The discussions also reflect Assange actively encouraging Manning to provide more information. During an exchange, Manning told Assange that “after this upload, that’s all I really have got left.” To which Assange replied, “curious eyes never run dry in my experience.”

This move by the Justice Department will befuddle those who have assumed that an arrest of Assange would be an attack on press freedom. Following Assange’s expulsion, but prior to the release of the indictment, Glenn Greenwald not only tweeted about the “grave attack on press freedom,” he actually twisted it to suggest further exoneration of Trump’s ties to Russia.

The belief that Assange is a Russian agent has always been painfully stupid (and, I should note, completely without evidence).
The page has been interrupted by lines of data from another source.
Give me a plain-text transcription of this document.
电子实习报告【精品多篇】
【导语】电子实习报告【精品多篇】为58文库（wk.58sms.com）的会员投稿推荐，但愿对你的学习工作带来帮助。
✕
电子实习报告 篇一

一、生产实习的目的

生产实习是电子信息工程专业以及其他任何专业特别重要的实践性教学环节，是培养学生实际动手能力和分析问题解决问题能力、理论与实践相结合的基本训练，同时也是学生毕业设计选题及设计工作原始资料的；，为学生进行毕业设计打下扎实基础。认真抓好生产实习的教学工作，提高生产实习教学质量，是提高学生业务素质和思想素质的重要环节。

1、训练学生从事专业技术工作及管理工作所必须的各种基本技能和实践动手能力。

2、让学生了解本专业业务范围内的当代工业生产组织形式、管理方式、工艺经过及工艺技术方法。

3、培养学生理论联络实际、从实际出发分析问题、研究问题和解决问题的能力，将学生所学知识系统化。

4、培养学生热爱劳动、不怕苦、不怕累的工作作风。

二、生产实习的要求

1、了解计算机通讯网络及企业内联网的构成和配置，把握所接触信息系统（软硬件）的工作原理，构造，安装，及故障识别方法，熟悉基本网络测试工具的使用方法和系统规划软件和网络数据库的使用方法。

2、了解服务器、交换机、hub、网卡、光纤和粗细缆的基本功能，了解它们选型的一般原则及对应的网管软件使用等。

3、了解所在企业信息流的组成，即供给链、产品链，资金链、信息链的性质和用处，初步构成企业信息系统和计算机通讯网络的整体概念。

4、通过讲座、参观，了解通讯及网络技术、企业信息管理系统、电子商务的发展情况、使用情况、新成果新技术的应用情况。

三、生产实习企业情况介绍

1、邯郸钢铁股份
But if you’re someone who decided to believe that, then you’d have to see this as another case of Trump taking actions directly harmful to the Kremlin.
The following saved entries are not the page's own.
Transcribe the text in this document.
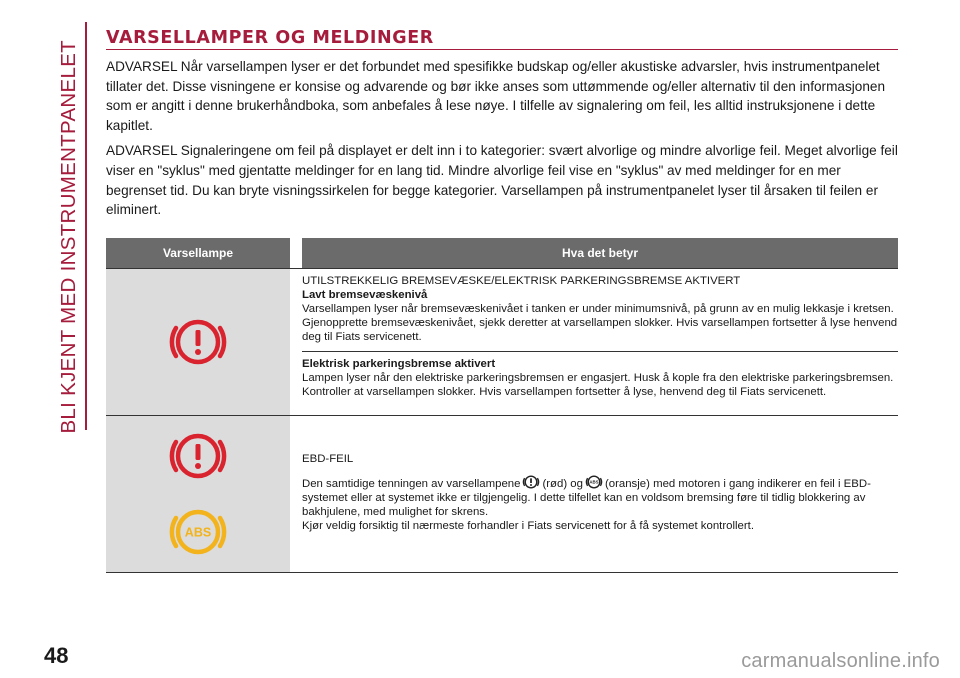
BLI KJENT MED INSTRUMENTPANELET
48
VARSELLAMPER OG MELDINGER

ADVARSEL Når varsellampen lyser er det forbundet med spesifikke budskap og/eller akustiske advarsler, hvis instrumentpanelet tillater det. Disse visningene er konsise og advarende og bør ikke anses som uttømmende og/eller alternativ til den informasjonen som er angitt i denne brukerhåndboka, som anbefales å lese nøye. I tilfelle av signalering om feil, les alltid instruksjonene i dette kapitlet.

ADVARSEL Signaleringene om feil på displayet er delt inn i to kategorier: svært alvorlige og mindre alvorlige feil. Meget alvorlige feil viser en "syklus" med gjentatte meldinger for en lang tid. Mindre alvorlige feil vise en "syklus" av med meldinger for en mer begrenset tid. Du kan bryte visningssirkelen for begge kategorier. Varsellampen på instrumentpanelet lyser til årsaken til feilen er eliminert.

Varsellampe	Hva det betyr
UTILSTREKKELIG BREMSEVÆSKE/ELEKTRISK PARKERINGSBREMSE AKTIVERT
Lavt bremsevæskenivå
Varsellampen lyser når bremsevæskenivået i tanken er under minimumsnivå, på grunn av en mulig lekkasje i kretsen. Gjenopprette bremsevæskenivået, sjekk deretter at varsellampen slokker. Hvis varsellampen fortsetter å lyse henvend deg til Fiats servicenett.
Elektrisk parkeringsbremse aktivert
Lampen lyser når den elektriske parkeringsbremsen er engasjert. Husk å kople fra den elektriske parkeringsbremsen. Kontroller at varsellampen slokker. Hvis varsellampen fortsetter å lyse, henvend deg til Fiats servicenett.
ABS

EBD-FEIL

Den samtidige tenningen av varsellampene (rød) og ABS (oransje) med motoren i gang indikerer en feil i EBD-systemet eller at systemet ikke er tilgjengelig. I dette tilfellet kan en voldsom bremsing føre til tidlig blokkering av bakhjulene, med mulighet for skrens.
Kjør veldig forsiktig til nærmeste forhandler i Fiats servicenett for å få systemet kontrollert.

carmanualsonline.info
Edward Snowden, who has acknowledged that he committed the same crime as Chelsea Manning and currently resides in Russia with an assist from Assange, tweeted that the arrest “is a dark moment for press freedom.” Unless reporters regularly encourage people to commit a crime or come to the aid of those attempting to hack into private computers, that is clearly not the case.

When it comes to Trump and his campaign, it is clear that the Justice Department is ignoring the role Assange played in Russian attempts to interfere in the 2016 election. It might also be a coincidence that, after more than a year of rumors that Assange was about to be ejected from the Ecuadoran embassy, it actually happened after Robert Mueller delivered the report on his findings to the Justice Department. But if Assange is extradited to the U.S. to face these charges, it’s too late for the special counsel to question him about his role in Russia’s interference. That is very convenient for the president.